A new report from gun safety nonprofit Everytown found that one-third of this decade's mass shootings were done by people motivated by white supremacist views or teachings. The group examined media reports and evidence from each mass shooting between 2009 and 2019.
"For decades, the gun lobby has not only enabled access to guns by anti-government and white supremacist extremists through its advocacy against common-sense gun laws, but has also worked to harness their fixation on guns to shore up its own political power; in doing so, the gun lobby has amplified extreme-right politics to new and broader audiences," the report read.
"The gun lobby’s rhetorical, political, and sometimes organizational overlap with the extreme right—from the militia movement of the 1990s to the 'boogaloo bois' of today—has yielded dangerous and, at times, catastrophic results," the report added.
For decades, gun lobbyists, including Gun Owners of America executive director emeritus Larry Pratt and NRA executive vice president Wayne LaPierre, have stoked fear and continue to foment violent ideologies tied to gun ownership, according to the Everytown report.
Other studies have drawn ties between a web of gun lobbyists and violent extremist groups, but the Everytown study dives into how the movements have evolved since the beginning of the administration of former President Barack Obama.
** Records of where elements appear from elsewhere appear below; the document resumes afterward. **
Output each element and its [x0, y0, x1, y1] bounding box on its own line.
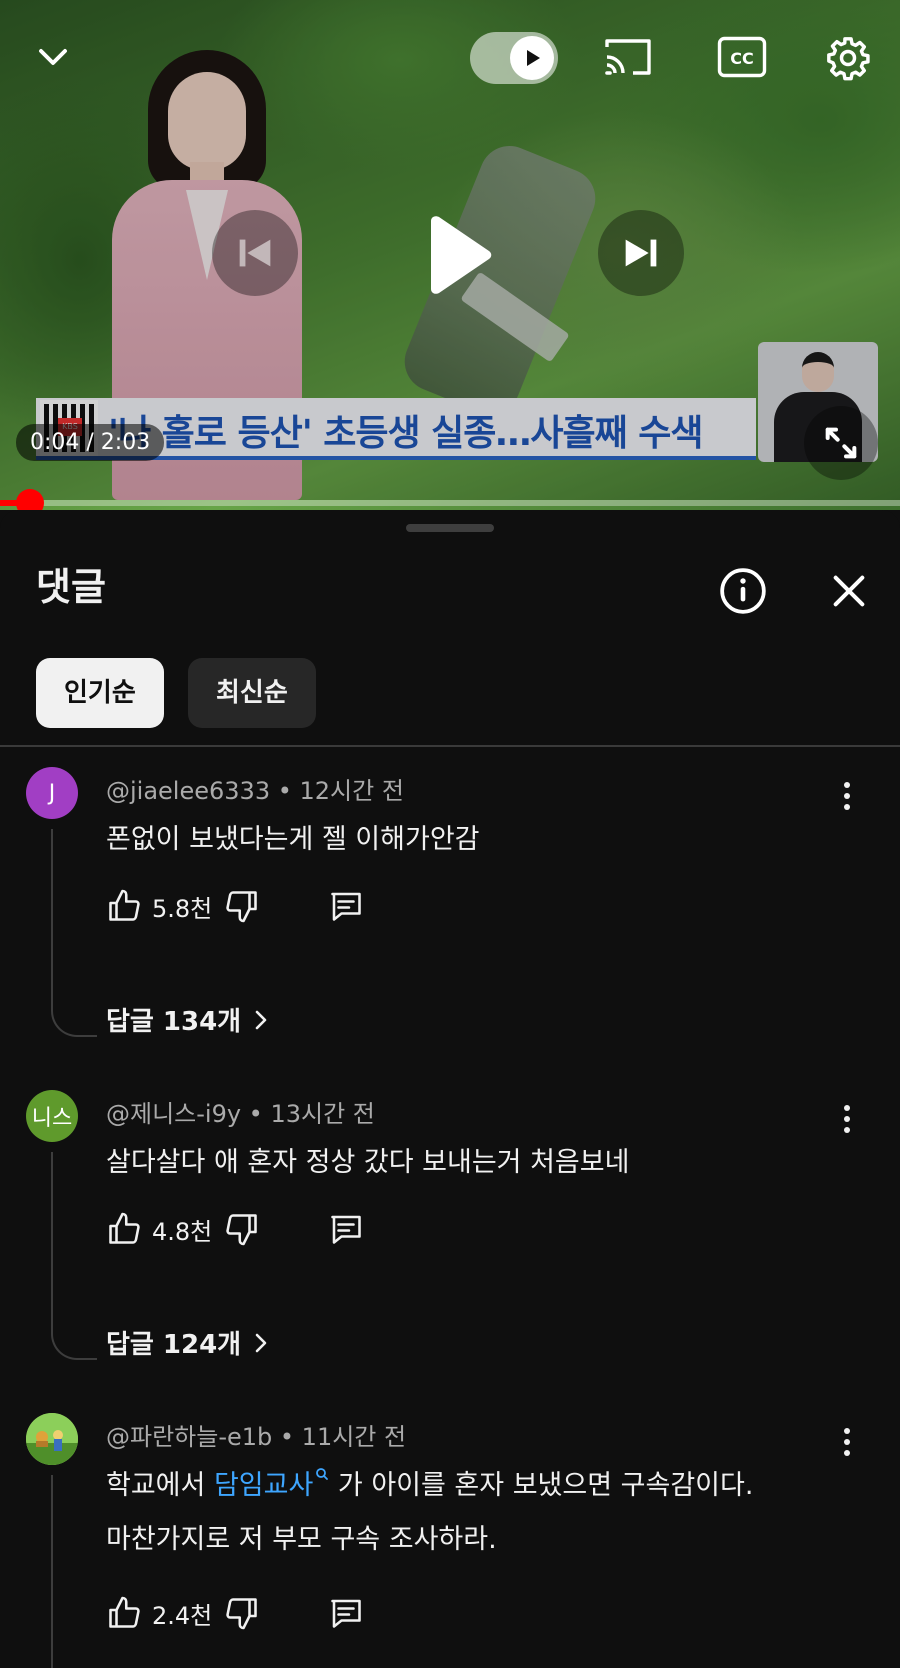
comment-text: 살다살다 애 혼자 정상 갔다 보내는거 처음보네: [106, 1147, 630, 1178]
more-options-icon[interactable]: [830, 1417, 864, 1467]
view-replies-link[interactable]: 답글 134개: [106, 1001, 271, 1038]
chevron-down-icon[interactable]: [28, 32, 78, 82]
progress-scrubber[interactable]: [15, 489, 44, 510]
like-icon[interactable]: [104, 886, 144, 926]
comment-meta: @제니스-i9y • 13시간 전: [106, 1100, 375, 1128]
comment-time: 12시간 전: [299, 777, 404, 805]
comment-text: 폰없이 보냈다는게 젤 이해가안감: [106, 824, 480, 855]
comment-author[interactable]: @jiaelee6333: [106, 777, 270, 805]
dislike-icon[interactable]: [222, 1209, 262, 1249]
sort-chip-newest[interactable]: 최신순: [188, 658, 316, 728]
autoplay-toggle-icon: [510, 36, 554, 80]
avatar[interactable]: J: [26, 767, 78, 819]
panel-title: 댓글: [36, 565, 106, 609]
closed-captions-icon[interactable]: CC: [712, 30, 772, 84]
skip-previous-icon[interactable]: [212, 210, 298, 296]
reply-icon[interactable]: [326, 886, 366, 926]
close-icon[interactable]: [818, 560, 880, 622]
comment-author[interactable]: @제니스-i9y: [106, 1100, 241, 1128]
like-count: 5.8천: [152, 894, 213, 923]
search-link[interactable]: 담임교사: [214, 1468, 329, 1501]
comment-meta: @jiaelee6333 • 12시간 전: [106, 777, 404, 805]
info-icon[interactable]: [712, 560, 774, 622]
dislike-icon[interactable]: [222, 886, 262, 926]
skip-next-icon[interactable]: [598, 210, 684, 296]
thread-line: [51, 1475, 53, 1668]
avatar[interactable]: [26, 1413, 78, 1465]
drag-handle[interactable]: [406, 524, 494, 532]
progress-bar[interactable]: [0, 489, 900, 510]
reply-icon[interactable]: [326, 1209, 366, 1249]
svg-text:CC: CC: [730, 49, 753, 68]
divider: [0, 745, 900, 747]
like-icon[interactable]: [104, 1593, 144, 1633]
reply-icon[interactable]: [326, 1593, 366, 1633]
comments-panel: 댓글 인기순 최신순 J @jiaelee6333 • 12시간 전 폰없이 보…: [0, 510, 900, 1668]
avatar-illustration: [26, 1413, 78, 1465]
fullscreen-icon[interactable]: [804, 406, 878, 480]
more-options-icon[interactable]: [830, 771, 864, 821]
cast-icon[interactable]: [598, 30, 658, 84]
chevron-right-icon: [255, 1333, 267, 1352]
thread-curve: [51, 1332, 97, 1360]
gear-icon[interactable]: [818, 28, 878, 88]
chevron-right-icon: [255, 1010, 267, 1029]
view-replies-link[interactable]: 답글 124개: [106, 1324, 271, 1361]
like-count: 2.4천: [152, 1601, 213, 1630]
sort-chip-top[interactable]: 인기순: [36, 658, 164, 728]
comment-time: 11시간 전: [301, 1423, 407, 1451]
comment-actions: 4.8천: [104, 1204, 366, 1254]
comment-text: 학교에서 담임교사 가 아이를 혼자 보냈으면 구속감이다. 마찬가지로 저 부…: [106, 1459, 753, 1567]
like-icon[interactable]: [104, 1209, 144, 1249]
comment-actions: 5.8천: [104, 881, 366, 931]
thread-curve: [51, 1009, 97, 1037]
video-player[interactable]: KBS '나 홀로 등산' 초등생 실종…사흘째 수색 CC: [0, 0, 900, 510]
thread-line: [51, 829, 53, 1009]
thread-line: [51, 1152, 53, 1332]
comment-time: 13시간 전: [270, 1100, 375, 1128]
time-display: 0:04 / 2:03: [16, 424, 165, 461]
play-icon[interactable]: [402, 200, 512, 310]
like-count: 4.8천: [152, 1217, 213, 1246]
search-icon: [316, 1468, 329, 1480]
comment-actions: 2.4천: [104, 1588, 366, 1638]
comment-author[interactable]: @파란하늘-e1b: [106, 1423, 272, 1451]
dislike-icon[interactable]: [222, 1593, 262, 1633]
avatar[interactable]: 니스: [26, 1090, 78, 1142]
autoplay-toggle[interactable]: [470, 32, 558, 84]
more-options-icon[interactable]: [830, 1094, 864, 1144]
comment-meta: @파란하늘-e1b • 11시간 전: [106, 1423, 407, 1451]
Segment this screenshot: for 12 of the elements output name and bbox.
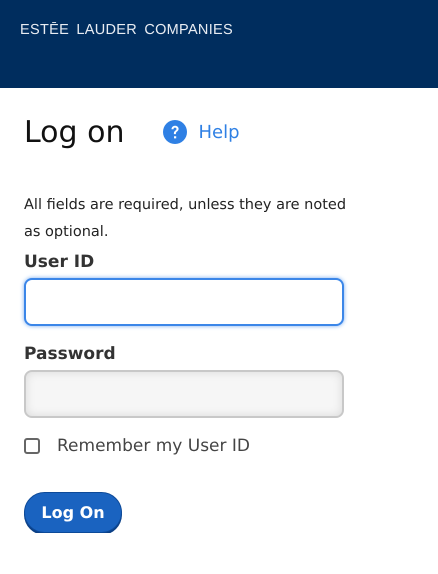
input-field[interactable]	[24, 278, 344, 326]
logo: ESTĒE LAUDER COMPANIES	[20, 22, 233, 38]
field-label: User ID	[24, 252, 96, 272]
checkbox-label: Remember my User ID	[57, 436, 250, 456]
remember-checkbox[interactable]	[24, 438, 40, 454]
page-title: Log on	[24, 114, 124, 150]
field-label: Password	[24, 344, 117, 364]
help-icon	[162, 120, 186, 144]
input-field[interactable]	[24, 370, 344, 418]
instructions-text: All fields are required, unless they are noted as optional.	[24, 196, 348, 242]
help-link[interactable]: Help	[162, 120, 240, 144]
log-on-button[interactable]: Log On	[24, 492, 122, 533]
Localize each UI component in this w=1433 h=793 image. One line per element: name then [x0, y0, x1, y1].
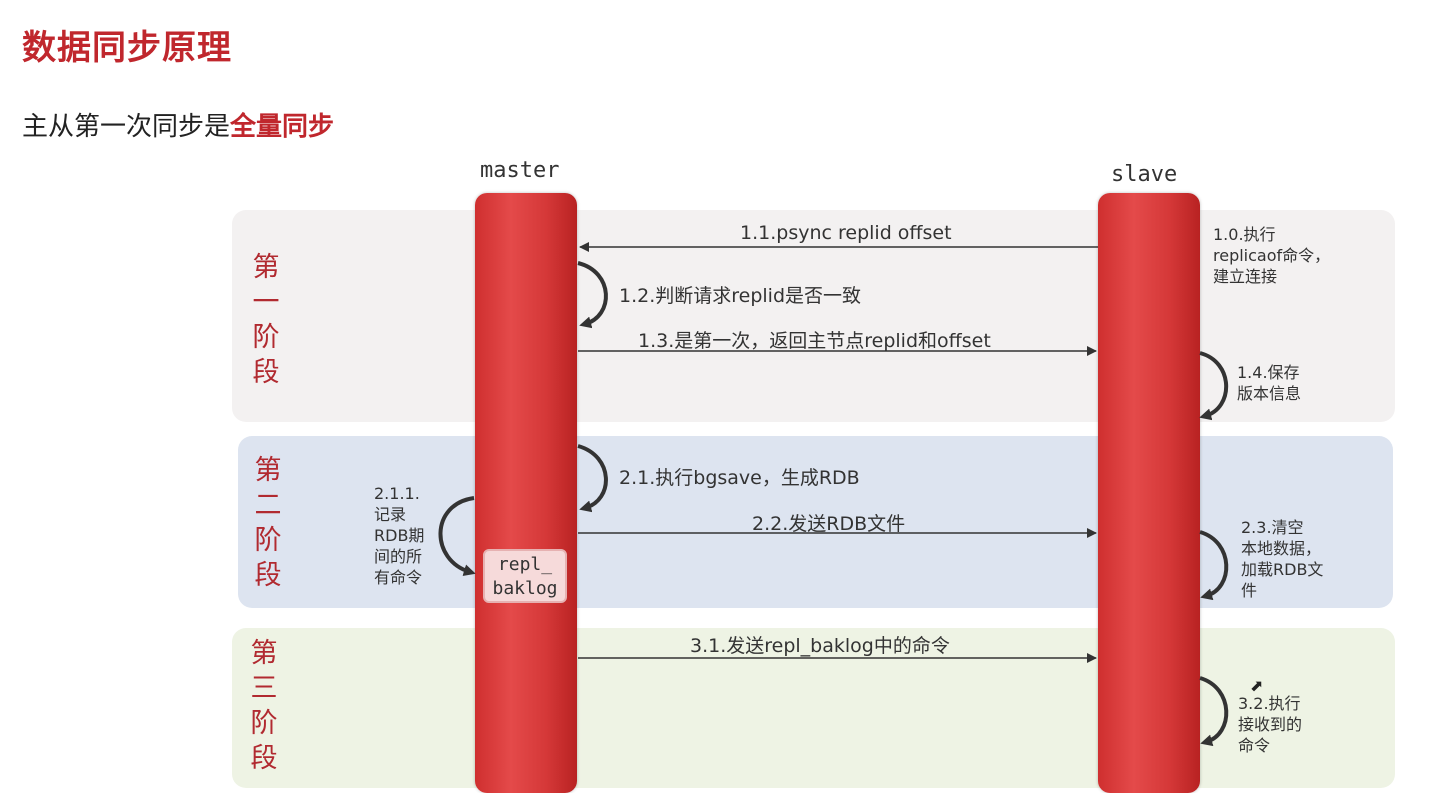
note-line: 1.4.保存: [1237, 363, 1300, 382]
note-line: 接收到的: [1238, 715, 1303, 734]
message-1-3: 1.3.是第一次，返回主节点replid和offset: [638, 330, 991, 352]
note-line: 建立连接: [1213, 267, 1278, 286]
loop-1-2: [577, 261, 608, 329]
note-line: 件: [1241, 581, 1258, 600]
note-1-4: 1.4.保存 版本信息: [1237, 362, 1301, 404]
note-line: 有命令: [374, 568, 423, 587]
diagram-arrows: [438, 242, 1229, 747]
message-1-1: 1.1.psync replid offset: [740, 222, 952, 244]
loop-3-2: [1199, 676, 1229, 747]
loop-2-1-1: [438, 496, 476, 577]
message-2-1: 2.1.执行bgsave，生成RDB: [619, 467, 860, 489]
note-line: 加载RDB文: [1241, 560, 1324, 579]
message-1-2: 1.2.判断请求replid是否一致: [619, 285, 862, 307]
note-line: 2.1.1.: [374, 484, 420, 503]
note-line: replicaof命令，: [1213, 246, 1331, 265]
note-line: 2.3.清空: [1241, 518, 1304, 537]
note-line: 1.0.执行: [1213, 225, 1276, 244]
note-line: 命令: [1238, 736, 1271, 755]
note-line: 间的所: [374, 547, 423, 566]
note-1-0: 1.0.执行 replicaof命令， 建立连接: [1213, 224, 1330, 287]
note-line: 记录: [374, 505, 407, 524]
note-2-3: 2.3.清空 本地数据， 加载RDB文 件: [1241, 517, 1323, 601]
note-3-2: 3.2.执行 接收到的 命令: [1238, 693, 1302, 756]
note-line: 本地数据，: [1241, 539, 1322, 558]
loop-1-4: [1199, 351, 1229, 421]
loop-2-3: [1199, 530, 1229, 601]
loop-2-1: [577, 444, 608, 513]
mouse-cursor-icon: ⬈: [1250, 676, 1264, 695]
note-line: RDB期: [374, 526, 425, 545]
note-line: 版本信息: [1237, 384, 1302, 403]
note-line: 3.2.执行: [1238, 694, 1301, 713]
message-2-2: 2.2.发送RDB文件: [752, 513, 906, 535]
message-3-1: 3.1.发送repl_baklog中的命令: [690, 635, 950, 657]
note-2-1-1: 2.1.1. 记录 RDB期 间的所 有命令: [374, 483, 424, 588]
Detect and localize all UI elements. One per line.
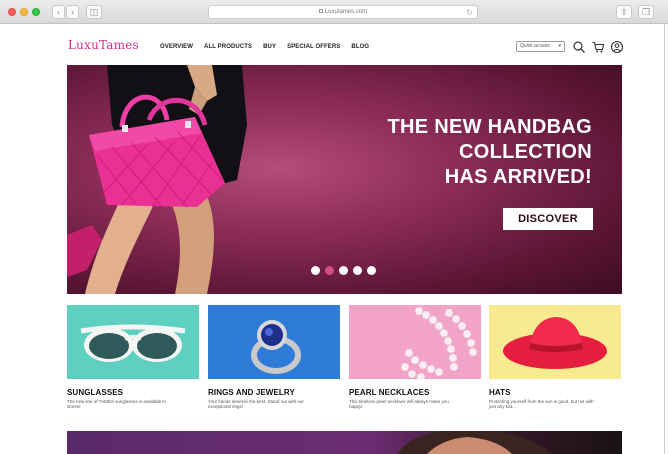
nav-special-offers[interactable]: SPECIAL OFFERS (287, 44, 340, 50)
category-title[interactable]: SUNGLASSES (67, 388, 199, 397)
cart-icon[interactable] (591, 40, 605, 54)
chevron-right-icon[interactable]: › (66, 5, 79, 19)
category-description: Protecting yourself from the sun is good… (489, 399, 594, 409)
search-icon[interactable] (572, 40, 586, 54)
quick-access-label: Quick access (520, 43, 550, 49)
pearl-necklace-image (349, 305, 481, 379)
chevron-down-icon: ▾ (558, 43, 561, 49)
category-title[interactable]: PEARL NECKLACES (349, 388, 481, 397)
category-title[interactable]: HATS (489, 388, 621, 397)
ring-image (208, 305, 340, 379)
share-icon[interactable]: ⇧ (616, 5, 632, 19)
carousel-dot[interactable] (339, 266, 348, 275)
category-card-rings[interactable]: RINGS AND JEWELRY Your hands deserve the… (208, 305, 340, 409)
site-logo[interactable]: LuxuTames (68, 38, 139, 52)
hero-headline-line-3: HAS ARRIVED! (444, 166, 592, 188)
close-window-button[interactable] (8, 8, 16, 16)
account-icon[interactable] (610, 40, 624, 54)
carousel-dot[interactable] (367, 266, 376, 275)
main-menu: OVERVIEW ALL PRODUCTS BUY SPECIAL OFFERS… (160, 44, 369, 50)
category-description: The new line of TAMES sunglasses is avai… (67, 399, 166, 409)
carousel-dot[interactable] (353, 266, 362, 275)
lock-icon (318, 9, 323, 14)
site-header: LuxuTames OVERVIEW ALL PRODUCTS BUY SPEC… (0, 24, 668, 64)
nav-overview[interactable]: OVERVIEW (160, 44, 193, 50)
window-edge (664, 24, 665, 454)
nav-all-products[interactable]: ALL PRODUCTS (204, 44, 252, 50)
sunglasses-image (67, 305, 199, 379)
category-card-hats[interactable]: HATS Protecting yourself from the sun is… (489, 305, 621, 409)
category-card-sunglasses[interactable]: SUNGLASSES The new line of TAMES sunglas… (67, 305, 199, 409)
minimize-window-button[interactable] (20, 8, 28, 16)
category-card-pearls[interactable]: PEARL NECKLACES This timeless pearl neck… (349, 305, 481, 409)
browser-toolbar: ‹ › ◫ Luxutames.com ↻ ⇧ ❐ (0, 0, 668, 24)
hat-image (489, 305, 621, 379)
category-description: This timeless pearl necklace will always… (349, 399, 449, 409)
promo-banner (67, 431, 622, 454)
promo-model-image (397, 431, 552, 454)
nav-buy[interactable]: BUY (263, 44, 276, 50)
sidebar-icon[interactable]: ◫ (86, 5, 102, 19)
address-bar[interactable]: Luxutames.com ↻ (208, 5, 478, 19)
hero-banner: THE NEW HANDBAG COLLECTION HAS ARRIVED! … (67, 65, 622, 294)
hero-headline-line-2: COLLECTION (459, 141, 592, 163)
category-title[interactable]: RINGS AND JEWELRY (208, 388, 340, 397)
maximize-window-button[interactable] (32, 8, 40, 16)
nav-blog[interactable]: BLOG (351, 44, 369, 50)
carousel-dots (311, 266, 376, 275)
tabs-icon[interactable]: ❐ (638, 5, 654, 19)
carousel-dot-active[interactable] (325, 266, 334, 275)
discover-button[interactable]: DISCOVER (503, 208, 593, 230)
hero-headline: THE NEW HANDBAG COLLECTION HAS ARRIVED! (388, 115, 593, 190)
carousel-dot[interactable] (311, 266, 320, 275)
quick-access-select[interactable]: Quick access ▾ (516, 41, 565, 52)
url-text: Luxutames.com (324, 9, 368, 15)
hero-headline-line-1: THE NEW HANDBAG (387, 116, 592, 138)
reload-icon[interactable]: ↻ (466, 7, 473, 19)
chevron-left-icon[interactable]: ‹ (52, 5, 65, 19)
category-description: Your hands deserve the best. Stand out w… (208, 399, 304, 409)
With Obama's elections in 2008, gun lobbyists saw an opportunity to marry traditional white supremacist terror groups with anti-government ideologies, masking the need for guns to preserve "freedom" and "traditional values," the study stated.
Throughout Obama's time in office, LaPierre and others became famous for tying the former president's desire for gun regulation directly to his Blackness, harping on his "otherness" and combining it with conspiratorial fears of government takeovers.
NRA became well known for releasing dozens of ads exemplifying "the rhetorical trifecta of grievance, otherizing opponents, and a veiled call to violence," according to the report.